Consider the area between the graphs x + 4y = 12 and x + 9 = y^2.
integral from 0 to -9 of f(x)dx + integral from 40 to 0 of g(x)dx
f(x) = ?
g(x) = ?
2006-12-11 14:10:41 · 1 answers · asked by Jason O 1 in Science & Mathematics ➔ Mathematics
Please take a look at the following image:
http://img85.imageshack.us/img85/1726/graphku3.png
The red and blue curves are the upper and lower part of x+9=y², the green line is the graph x+4y=12.
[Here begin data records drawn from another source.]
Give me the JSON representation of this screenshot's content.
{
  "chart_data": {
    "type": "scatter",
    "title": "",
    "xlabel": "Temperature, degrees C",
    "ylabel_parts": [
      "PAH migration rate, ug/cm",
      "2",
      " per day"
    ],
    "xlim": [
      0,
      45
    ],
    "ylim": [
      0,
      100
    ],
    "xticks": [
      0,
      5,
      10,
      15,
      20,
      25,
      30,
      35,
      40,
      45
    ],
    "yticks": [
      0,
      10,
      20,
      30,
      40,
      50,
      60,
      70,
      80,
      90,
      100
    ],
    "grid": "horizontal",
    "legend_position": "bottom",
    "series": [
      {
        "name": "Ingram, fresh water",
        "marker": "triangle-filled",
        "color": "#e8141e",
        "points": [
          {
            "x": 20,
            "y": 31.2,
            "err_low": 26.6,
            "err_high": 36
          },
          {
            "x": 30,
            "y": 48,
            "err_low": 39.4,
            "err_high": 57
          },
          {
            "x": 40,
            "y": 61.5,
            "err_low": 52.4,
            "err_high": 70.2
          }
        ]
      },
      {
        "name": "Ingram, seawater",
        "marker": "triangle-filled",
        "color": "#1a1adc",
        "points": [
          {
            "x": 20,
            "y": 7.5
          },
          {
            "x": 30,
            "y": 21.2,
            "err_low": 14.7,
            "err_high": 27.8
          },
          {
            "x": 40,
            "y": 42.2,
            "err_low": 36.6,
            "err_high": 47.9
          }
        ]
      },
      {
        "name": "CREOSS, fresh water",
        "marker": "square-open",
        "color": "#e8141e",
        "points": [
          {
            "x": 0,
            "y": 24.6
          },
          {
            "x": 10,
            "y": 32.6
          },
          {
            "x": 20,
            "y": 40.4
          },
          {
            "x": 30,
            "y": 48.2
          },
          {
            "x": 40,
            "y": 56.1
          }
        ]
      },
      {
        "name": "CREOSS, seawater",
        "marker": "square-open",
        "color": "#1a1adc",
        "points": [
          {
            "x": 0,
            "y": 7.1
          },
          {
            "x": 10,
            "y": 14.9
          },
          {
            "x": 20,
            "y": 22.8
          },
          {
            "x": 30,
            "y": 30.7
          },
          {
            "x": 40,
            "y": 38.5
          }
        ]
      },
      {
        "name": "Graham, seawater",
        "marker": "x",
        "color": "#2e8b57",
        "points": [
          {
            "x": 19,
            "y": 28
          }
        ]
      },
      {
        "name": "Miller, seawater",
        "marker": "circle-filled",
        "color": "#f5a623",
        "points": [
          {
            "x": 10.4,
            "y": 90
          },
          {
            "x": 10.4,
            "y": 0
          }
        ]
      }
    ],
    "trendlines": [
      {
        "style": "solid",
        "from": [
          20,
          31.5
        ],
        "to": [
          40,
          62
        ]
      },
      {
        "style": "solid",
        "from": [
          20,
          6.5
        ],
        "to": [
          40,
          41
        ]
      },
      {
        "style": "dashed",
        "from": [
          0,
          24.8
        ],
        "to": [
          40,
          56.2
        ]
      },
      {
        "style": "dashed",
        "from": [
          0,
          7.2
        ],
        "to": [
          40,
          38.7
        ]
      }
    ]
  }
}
It should be obvious from the image that the area between these two graphs is given by [-9, 0]∫√(x+9) - (-√(x+9)) + [0, 40]∫3-x/4 - (-√(x+9)). The lower bound of the region is in every case the lower part of x+9=y², which is y=-√(x+9). Which curve forms the upper bound of the region however changes - from -9 to 0 it is the upper half of x+9=y², which is y=√(x+9), and it is only from 0 to 40 that the upper bound is given by the line y=3-x/4.
Thus, for this problem:
f(x) = 2√(x+9)
g(x) = 3-x/4+√(x+9)
2006-12-11 14:30:31 · answer #1 · answered by Pascal 7 · 0⤊ 0⤋